Nag, Is there a way this can be recreated? With out that this BZ can not be further looked at as there is no other relevant information available in the bug.
I am able to recreate this. You can log on rhs-client24 machine and as a noon-root user nchilaka(pswd:redhat) and do a ls -lRt of the whole mount. It will take a lot of time, so better to o/p error to a file and run in screen I see lot of permision denied error. For eg do ls /mnt/sysvol//test-arena/kernel-untar/dir.26/linux-4.8.6/Documentation/devicetree/bindings/timer and check the fuse mount log. you can see permission denied error
(In reply to nchilaka from comment #6) > I am able to recreate this. > You can log on rhs-client24 machine and as a noon-root user > nchilaka(pswd:redhat) > and do a ls -lRt of the whole mount. It will take a lot of time, so better > to o/p error to a file and run in screen > I see lot of permision denied error. > For eg do ls > /mnt/sysvol//test-arena/kernel-untar/dir.26/linux-4.8.6/Documentation/ > devicetree/bindings/timer > and check the fuse mount log. you can see permission denied error Had a look at Nag's system. There is a permission split brain among different subvols. Subvol replicate-3 (10.70.35.3:/rhs/brick2/sysvol 10.70.37.66:/rhs/brick2/sysvol) has permission "drwxrwxr-x". While replicate-1 (10.70.35.3:/rhs/brick1/sysvol 10.70.37.66:/rhs/brick1/sysvol) has permission "drwx------". The permission of the directories were changed most likely when one of the subvol was down. Hence, permission error is seen "sometimes". If the permission update happens from replicate-3, then there will be no problem, but if the permission update happens from replicate-1, user will see a permission error.
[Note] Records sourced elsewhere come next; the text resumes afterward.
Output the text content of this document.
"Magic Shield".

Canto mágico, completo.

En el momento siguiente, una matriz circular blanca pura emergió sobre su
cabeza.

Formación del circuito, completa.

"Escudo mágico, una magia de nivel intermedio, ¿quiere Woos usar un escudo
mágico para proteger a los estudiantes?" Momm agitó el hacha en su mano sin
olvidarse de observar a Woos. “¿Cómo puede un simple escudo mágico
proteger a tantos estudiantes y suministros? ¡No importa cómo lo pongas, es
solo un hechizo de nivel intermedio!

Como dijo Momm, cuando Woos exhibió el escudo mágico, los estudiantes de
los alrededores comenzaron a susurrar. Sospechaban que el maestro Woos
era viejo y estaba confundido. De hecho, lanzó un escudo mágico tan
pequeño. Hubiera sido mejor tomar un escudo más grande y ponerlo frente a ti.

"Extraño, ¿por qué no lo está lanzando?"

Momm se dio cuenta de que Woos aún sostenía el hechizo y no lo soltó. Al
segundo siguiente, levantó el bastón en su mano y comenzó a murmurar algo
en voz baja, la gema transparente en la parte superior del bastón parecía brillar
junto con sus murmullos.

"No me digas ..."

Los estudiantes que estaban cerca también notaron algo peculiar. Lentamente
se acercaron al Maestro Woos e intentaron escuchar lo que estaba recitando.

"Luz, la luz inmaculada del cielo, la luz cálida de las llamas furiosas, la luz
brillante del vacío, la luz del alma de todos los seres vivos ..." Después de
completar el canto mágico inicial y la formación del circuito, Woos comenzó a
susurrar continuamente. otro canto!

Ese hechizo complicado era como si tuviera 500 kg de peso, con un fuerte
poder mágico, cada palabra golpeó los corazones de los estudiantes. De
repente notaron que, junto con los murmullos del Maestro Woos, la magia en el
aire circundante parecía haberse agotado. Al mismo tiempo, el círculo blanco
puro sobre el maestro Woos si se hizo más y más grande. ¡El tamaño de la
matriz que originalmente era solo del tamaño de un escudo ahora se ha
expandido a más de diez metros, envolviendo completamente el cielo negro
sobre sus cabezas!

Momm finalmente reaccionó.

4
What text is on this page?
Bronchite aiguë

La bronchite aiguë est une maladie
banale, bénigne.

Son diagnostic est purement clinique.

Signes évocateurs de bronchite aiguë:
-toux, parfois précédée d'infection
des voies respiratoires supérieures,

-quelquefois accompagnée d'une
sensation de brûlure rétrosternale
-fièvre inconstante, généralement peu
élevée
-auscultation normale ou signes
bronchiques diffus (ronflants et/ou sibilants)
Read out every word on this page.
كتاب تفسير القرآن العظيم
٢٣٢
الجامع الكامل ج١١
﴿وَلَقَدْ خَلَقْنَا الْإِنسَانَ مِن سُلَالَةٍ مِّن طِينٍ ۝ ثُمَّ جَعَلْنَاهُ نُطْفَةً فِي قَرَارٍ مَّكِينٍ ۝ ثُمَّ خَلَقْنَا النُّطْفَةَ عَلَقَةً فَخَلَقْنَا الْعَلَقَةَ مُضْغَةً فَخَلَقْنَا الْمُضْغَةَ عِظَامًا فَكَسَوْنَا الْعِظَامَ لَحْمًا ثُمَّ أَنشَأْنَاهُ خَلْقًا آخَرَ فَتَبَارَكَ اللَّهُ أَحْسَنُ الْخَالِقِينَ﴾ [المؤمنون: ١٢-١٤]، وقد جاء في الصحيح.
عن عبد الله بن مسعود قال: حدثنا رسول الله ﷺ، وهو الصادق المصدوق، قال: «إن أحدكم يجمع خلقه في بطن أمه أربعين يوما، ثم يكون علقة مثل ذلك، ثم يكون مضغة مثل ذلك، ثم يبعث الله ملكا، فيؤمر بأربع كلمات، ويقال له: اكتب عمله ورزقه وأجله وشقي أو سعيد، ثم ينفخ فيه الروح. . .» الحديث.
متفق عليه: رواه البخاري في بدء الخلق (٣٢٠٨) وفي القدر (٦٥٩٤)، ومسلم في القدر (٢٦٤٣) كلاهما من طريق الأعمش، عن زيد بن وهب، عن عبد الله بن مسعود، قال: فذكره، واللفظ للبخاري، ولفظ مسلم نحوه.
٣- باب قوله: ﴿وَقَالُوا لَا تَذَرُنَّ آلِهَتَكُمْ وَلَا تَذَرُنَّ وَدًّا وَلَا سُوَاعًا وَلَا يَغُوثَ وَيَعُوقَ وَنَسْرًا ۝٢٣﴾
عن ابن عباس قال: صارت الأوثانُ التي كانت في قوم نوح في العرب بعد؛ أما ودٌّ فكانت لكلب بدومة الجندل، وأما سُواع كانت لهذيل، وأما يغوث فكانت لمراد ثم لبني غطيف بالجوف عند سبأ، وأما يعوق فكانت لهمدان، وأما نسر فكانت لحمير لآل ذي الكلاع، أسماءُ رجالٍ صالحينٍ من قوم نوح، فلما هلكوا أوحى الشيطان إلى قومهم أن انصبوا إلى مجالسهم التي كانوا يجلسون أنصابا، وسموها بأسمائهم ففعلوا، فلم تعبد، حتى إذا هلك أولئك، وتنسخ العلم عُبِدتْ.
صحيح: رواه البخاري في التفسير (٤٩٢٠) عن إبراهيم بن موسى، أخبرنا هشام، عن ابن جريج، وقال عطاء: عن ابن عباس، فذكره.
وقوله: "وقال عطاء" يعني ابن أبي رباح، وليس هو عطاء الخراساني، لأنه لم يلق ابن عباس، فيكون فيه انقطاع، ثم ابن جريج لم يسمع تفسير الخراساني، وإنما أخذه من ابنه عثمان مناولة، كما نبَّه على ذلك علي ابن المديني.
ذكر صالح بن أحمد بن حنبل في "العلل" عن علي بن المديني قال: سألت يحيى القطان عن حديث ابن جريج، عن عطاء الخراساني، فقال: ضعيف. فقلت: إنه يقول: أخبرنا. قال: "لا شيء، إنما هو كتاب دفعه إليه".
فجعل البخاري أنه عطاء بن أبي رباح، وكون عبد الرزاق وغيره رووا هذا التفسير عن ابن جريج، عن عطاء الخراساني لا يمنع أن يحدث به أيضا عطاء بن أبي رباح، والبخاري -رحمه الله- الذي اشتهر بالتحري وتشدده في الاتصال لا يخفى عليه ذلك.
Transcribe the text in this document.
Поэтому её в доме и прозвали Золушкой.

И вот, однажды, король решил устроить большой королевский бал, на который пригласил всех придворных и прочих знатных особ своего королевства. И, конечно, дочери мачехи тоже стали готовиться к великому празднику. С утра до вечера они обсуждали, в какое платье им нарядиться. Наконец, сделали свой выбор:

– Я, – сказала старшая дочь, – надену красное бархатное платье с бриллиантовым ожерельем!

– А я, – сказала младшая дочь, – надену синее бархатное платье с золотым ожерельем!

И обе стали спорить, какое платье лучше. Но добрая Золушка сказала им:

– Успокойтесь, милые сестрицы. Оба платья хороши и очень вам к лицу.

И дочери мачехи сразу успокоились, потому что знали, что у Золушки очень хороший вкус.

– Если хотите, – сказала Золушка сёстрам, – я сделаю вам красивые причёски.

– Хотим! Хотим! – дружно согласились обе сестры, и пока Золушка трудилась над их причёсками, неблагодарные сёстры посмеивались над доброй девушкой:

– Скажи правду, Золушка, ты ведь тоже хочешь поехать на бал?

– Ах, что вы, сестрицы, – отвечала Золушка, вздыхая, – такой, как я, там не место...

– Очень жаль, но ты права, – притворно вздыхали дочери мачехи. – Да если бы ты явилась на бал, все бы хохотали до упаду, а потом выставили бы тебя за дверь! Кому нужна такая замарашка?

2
The fix for the above scenario depends on the ctime of the directories. Now which can change with different factors e.g afr selfheal or quotad etc. If the ctime of a directory with bad attr is bumped up as a consequence of above reasons, we may heal a wrong attr. Given the fix would be intrusive, would like to move this bug out of 3.2.0 scope.
seeing this issue even when all bricks were up on final regression run of systemic testing on 3.8.4-14
Moving this to ON_QA as I found patch: https://review.gluster.org/#/c/glusterfs/+/20108/ should be fixing this. Tested locally.